Specify when to refer the patient after therapy and why? Provide rationale.

According to the recommended guidelines, what are the non-pharmacological approaches to Onychomycosis? Provide patient education. Keep in mind the past medical history of this patient.

Patient should be referring to Podiatrist for follow up. Foot care is essential for the diabetic patient, and should definitely follow up with podiatrist for further treatment.  

Patient will also be referred to endocrinologist for follow up due to her history of diabetes mellitus type 2. There is no documentation that diabetes is being treated. Patient is obese which may indicate she is not following an appropriate diet.  A referral will also be given to a dietician due to obesity (BMI: 31). 

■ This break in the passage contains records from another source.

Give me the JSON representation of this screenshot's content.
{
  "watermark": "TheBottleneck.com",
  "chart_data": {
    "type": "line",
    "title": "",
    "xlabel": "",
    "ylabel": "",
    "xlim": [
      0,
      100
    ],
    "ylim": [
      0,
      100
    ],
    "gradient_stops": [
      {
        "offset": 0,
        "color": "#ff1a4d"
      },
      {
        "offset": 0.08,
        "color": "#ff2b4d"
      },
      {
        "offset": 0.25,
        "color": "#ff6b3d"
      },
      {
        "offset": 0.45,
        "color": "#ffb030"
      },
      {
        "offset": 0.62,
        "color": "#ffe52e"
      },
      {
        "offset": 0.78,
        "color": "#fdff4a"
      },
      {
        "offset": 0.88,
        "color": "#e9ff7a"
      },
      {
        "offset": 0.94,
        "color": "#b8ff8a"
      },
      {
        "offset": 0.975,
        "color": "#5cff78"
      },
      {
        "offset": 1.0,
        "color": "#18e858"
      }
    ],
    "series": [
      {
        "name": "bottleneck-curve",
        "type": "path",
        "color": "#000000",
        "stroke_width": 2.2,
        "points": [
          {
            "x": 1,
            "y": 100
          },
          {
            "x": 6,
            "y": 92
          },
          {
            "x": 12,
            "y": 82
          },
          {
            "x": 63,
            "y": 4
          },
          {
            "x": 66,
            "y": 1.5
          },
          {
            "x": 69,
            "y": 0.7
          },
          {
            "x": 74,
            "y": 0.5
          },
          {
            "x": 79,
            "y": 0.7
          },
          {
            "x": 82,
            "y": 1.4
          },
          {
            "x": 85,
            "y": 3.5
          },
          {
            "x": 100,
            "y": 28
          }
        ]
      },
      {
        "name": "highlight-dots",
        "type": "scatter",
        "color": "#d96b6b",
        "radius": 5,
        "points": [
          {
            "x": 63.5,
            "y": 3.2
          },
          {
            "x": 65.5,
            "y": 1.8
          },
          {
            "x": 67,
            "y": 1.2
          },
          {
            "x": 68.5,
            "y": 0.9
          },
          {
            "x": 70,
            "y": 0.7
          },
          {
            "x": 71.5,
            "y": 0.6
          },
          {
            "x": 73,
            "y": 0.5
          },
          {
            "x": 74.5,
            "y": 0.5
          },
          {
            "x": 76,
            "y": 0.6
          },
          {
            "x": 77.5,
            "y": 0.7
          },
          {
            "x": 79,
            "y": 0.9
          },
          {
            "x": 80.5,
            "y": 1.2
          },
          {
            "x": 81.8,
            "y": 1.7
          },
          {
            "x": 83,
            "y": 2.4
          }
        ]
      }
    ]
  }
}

According to Woo and Robinson Vicks VapoRub is commonly used for onychomycosis. A pilot study was conducted by Derby, Rohal, Jackson, Beutler, and Olsen (2011), to test Vicks VapoRub as a non-pharmacological approach to treat onychomycosis. The study included 18 participants and 83% had a positive response to this treatment after a course of 48 weeks. This study was done with a small sample; however Vicks VapoRub still showed to be a safe and cost-effective non-pharmacological treatment of onychomycosis (Derby, Rohal, Jackson, Beutler, and Olsen, 2011). 

Patient was educated on importance of an adequate diet that includes appropriate daily servings of fruits and vegetables, food low in saturated fat and low cholesterol. Patient was encouraged to continue being active, getting at least 30 minutes of regular physical activity.  Also encouraged to start taking Omega 3 fatty acids to help increase her HDL which is low (38mg/dl) and this is considered a risk factor for heart disease. 

References

Derby, R., Rohal, P., Jackson, C., Beutler, A. & Olsen, C. (2011). Novel treatment of 

onychomycosis using over the counter mentholated ointment: A clinical case series. 

Journal of the american board of family medicine (24)1 69-74. 

doi: 10.3122/jabfm.2011.01.100124

Woo, T. & Robinson, M., V. (2015). Pharmacotherapeutics for advanced practice nurse prescribers. Philadelphia, PA: F. A. Davis company.